As I am really newby when it goes to dockers I am not really sure if I did everything correctly but at least it works now. As you are much more experienced with dockers and you've created this docker image, do you have maybe any ideas how we can make the life with ExpressVPN easier without adding one extra file because of the authentication?
Do I really need both files (the .ovpn and auth-user-pass.txt) everytime if I have already started the docker once? Or each time I restart the docker I need those files?
Can I save the content of those files somewhere within the docker without mounting them each time?

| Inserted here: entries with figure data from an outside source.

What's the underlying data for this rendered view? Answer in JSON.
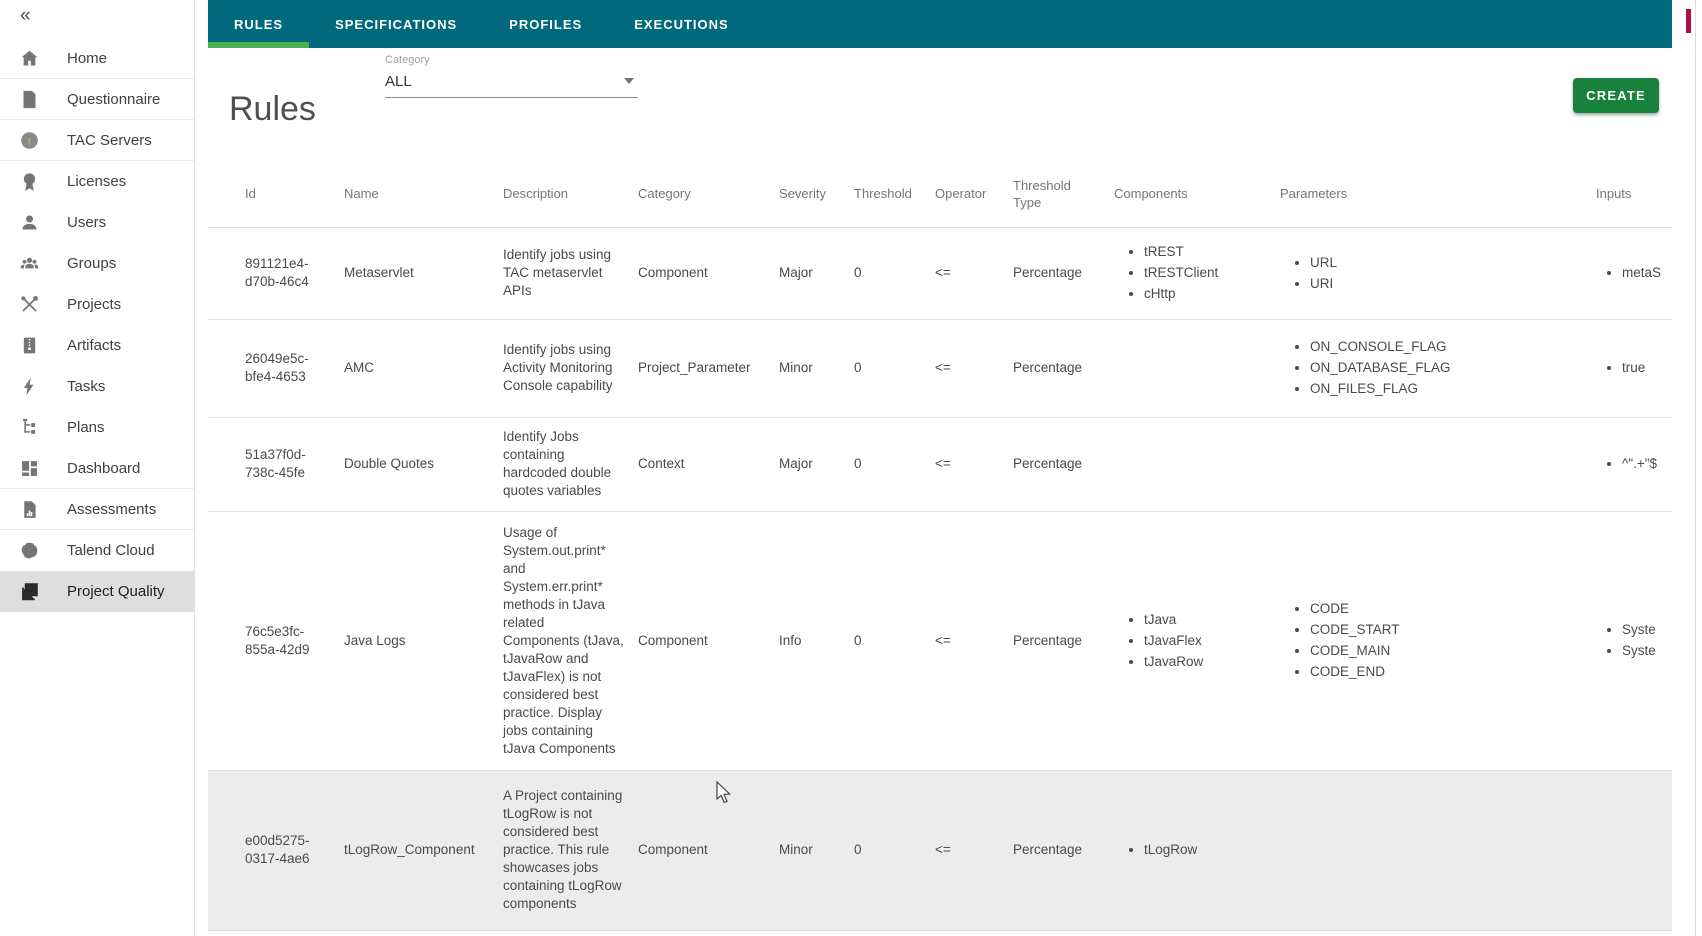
{
  "colors": {
    "topnav_background": "#00697C",
    "active_tab_underline": "#4CAF50",
    "create_button": "#17823C",
    "sidebar_selected": "#DEDEDE",
    "row_highlight": "#ECECEC"
  },
  "sidebar": {
    "items": [
      {
        "label": "Home",
        "icon": "home-icon",
        "selected": false,
        "divider_after": true
      },
      {
        "label": "Questionnaire",
        "icon": "questionnaire-icon",
        "selected": false,
        "divider_after": true
      },
      {
        "label": "TAC Servers",
        "icon": "tac-servers-icon",
        "selected": false,
        "divider_after": true
      },
      {
        "label": "Licenses",
        "icon": "licenses-icon",
        "selected": false,
        "divider_after": false
      },
      {
        "label": "Users",
        "icon": "users-icon",
        "selected": false,
        "divider_after": false
      },
      {
        "label": "Groups",
        "icon": "groups-icon",
        "selected": false,
        "divider_after": false
      },
      {
        "label": "Projects",
        "icon": "projects-icon",
        "selected": false,
        "divider_after": false
      },
      {
        "label": "Artifacts",
        "icon": "artifacts-icon",
        "selected": false,
        "divider_after": false
      },
      {
        "label": "Tasks",
        "icon": "tasks-icon",
        "selected": false,
        "divider_after": false
      },
      {
        "label": "Plans",
        "icon": "plans-icon",
        "selected": false,
        "divider_after": false
      },
      {
        "label": "Dashboard",
        "icon": "dashboard-icon",
        "selected": false,
        "divider_after": true
      },
      {
        "label": "Assessments",
        "icon": "assessments-icon",
        "selected": false,
        "divider_after": true
      },
      {
        "label": "Talend Cloud",
        "icon": "talend-cloud-icon",
        "selected": false,
        "divider_after": false
      },
      {
        "label": "Project Quality",
        "icon": "project-quality-icon",
        "selected": true,
        "divider_after": false
      }
    ]
  },
  "topnav": {
    "tabs": [
      {
        "label": "RULES",
        "active": true
      },
      {
        "label": "SPECIFICATIONS",
        "active": false
      },
      {
        "label": "PROFILES",
        "active": false
      },
      {
        "label": "EXECUTIONS",
        "active": false
      }
    ]
  },
  "page": {
    "title": "Rules",
    "category_label": "Category",
    "category_value": "ALL",
    "create_label": "CREATE"
  },
  "table": {
    "columns": [
      "Id",
      "Name",
      "Description",
      "Category",
      "Severity",
      "Threshold",
      "Operator",
      "Threshold Type",
      "Components",
      "Parameters",
      "Inputs"
    ],
    "rows": [
      {
        "id": "891121e4-d70b-46c4",
        "name": "Metaservlet",
        "description": "Identify jobs using TAC metaservlet APIs",
        "category": "Component",
        "severity": "Major",
        "threshold": "0",
        "operator": "<=",
        "threshold_type": "Percentage",
        "components": [
          "tREST",
          "tRESTClient",
          "cHttp"
        ],
        "parameters": [
          "URL",
          "URI"
        ],
        "inputs": [
          "metaS"
        ],
        "highlighted": false
      },
      {
        "id": "26049e5c-bfe4-4653",
        "name": "AMC",
        "description": "Identify jobs using Activity Monitoring Console capability",
        "category": "Project_Parameter",
        "severity": "Minor",
        "threshold": "0",
        "operator": "<=",
        "threshold_type": "Percentage",
        "components": [],
        "parameters": [
          "ON_CONSOLE_FLAG",
          "ON_DATABASE_FLAG",
          "ON_FILES_FLAG"
        ],
        "inputs": [
          "true"
        ],
        "highlighted": false
      },
      {
        "id": "51a37f0d-738c-45fe",
        "name": "Double Quotes",
        "description": "Identify Jobs containing hardcoded double quotes variables",
        "category": "Context",
        "severity": "Major",
        "threshold": "0",
        "operator": "<=",
        "threshold_type": "Percentage",
        "components": [],
        "parameters": [],
        "inputs": [
          "^\".+\"$"
        ],
        "highlighted": false
      },
      {
        "id": "76c5e3fc-855a-42d9",
        "name": "Java Logs",
        "description": "Usage of System.out.print* and System.err.print* methods in tJava related Components (tJava, tJavaRow and tJavaFlex) is not considered best practice. Display jobs containing tJava Components",
        "category": "Component",
        "severity": "Info",
        "threshold": "0",
        "operator": "<=",
        "threshold_type": "Percentage",
        "components": [
          "tJava",
          "tJavaFlex",
          "tJavaRow"
        ],
        "parameters": [
          "CODE",
          "CODE_START",
          "CODE_MAIN",
          "CODE_END"
        ],
        "inputs": [
          "Syste",
          "Syste"
        ],
        "highlighted": false
      },
      {
        "id": "e00d5275-0317-4ae6",
        "name": "tLogRow_Component",
        "description": "A Project containing tLogRow is not considered best practice. This rule showcases jobs containing tLogRow components",
        "category": "Component",
        "severity": "Minor",
        "threshold": "0",
        "operator": "<=",
        "threshold_type": "Percentage",
        "components": [
          "tLogRow"
        ],
        "parameters": [],
        "inputs": [],
        "highlighted": true
      }
    ]
  }
}
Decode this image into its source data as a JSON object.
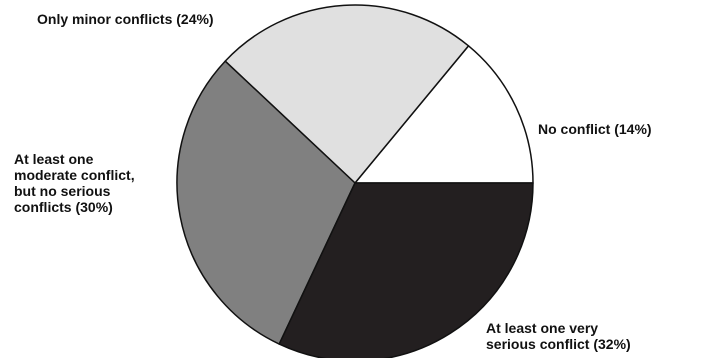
{
  "chart_data": {
    "type": "pie",
    "start_angle_deg": 0,
    "direction": "counterclockwise",
    "slices": [
      {
        "label": "No conflict",
        "value": 14,
        "display": "No conflict  (14%)",
        "color": "#ffffff"
      },
      {
        "label": "Only minor conflicts",
        "value": 24,
        "display": "Only minor conflicts  (24%)",
        "color": "#e0e0e0"
      },
      {
        "label": "At least one moderate conflict, but no serious conflicts",
        "value": 30,
        "display": "At least one\nmoderate conflict,\nbut no serious\nconflicts  (30%)",
        "color": "#808080"
      },
      {
        "label": "At least one very serious conflict",
        "value": 32,
        "display": "At least one very\nserious conflict  (32%)",
        "color": "#231f20"
      }
    ]
  }
}
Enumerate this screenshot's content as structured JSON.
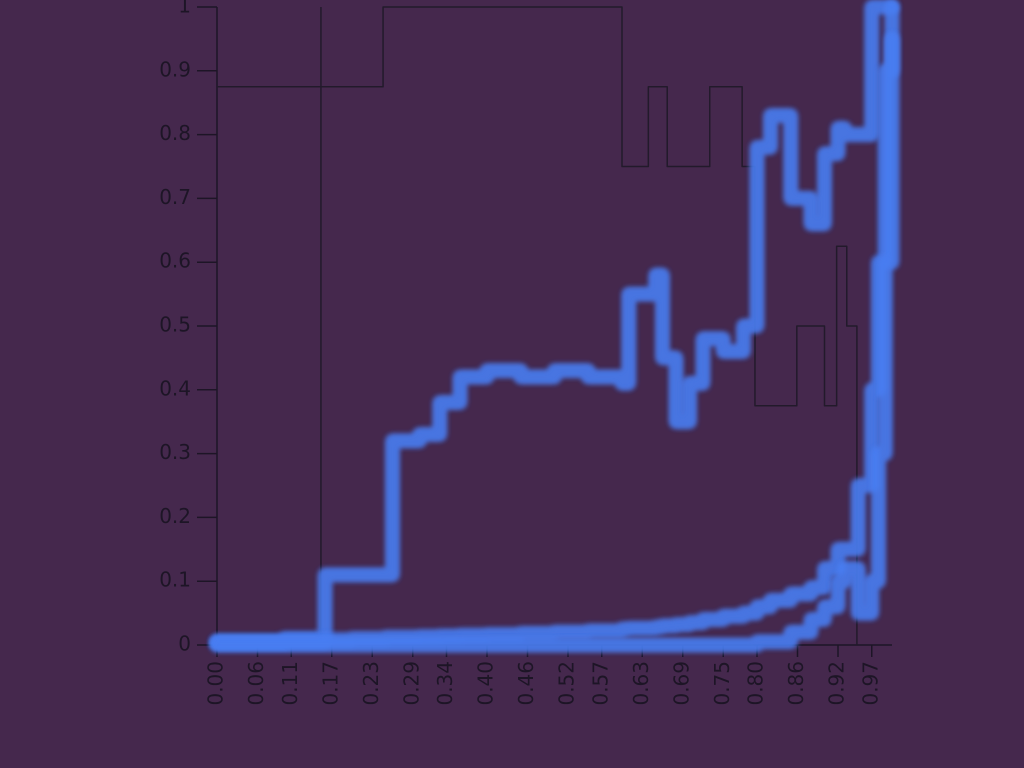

Thank you for your help in advance and enjoy the rest of the year.

Regards,
Fulmi

THanks for posting this. It really helped me resolve my issuse.

Now im trying to fix another issue with Sonarr not reading the right directory or some problem with the file permisions. Could you send me your docker-compose part of your sonarr this might help me?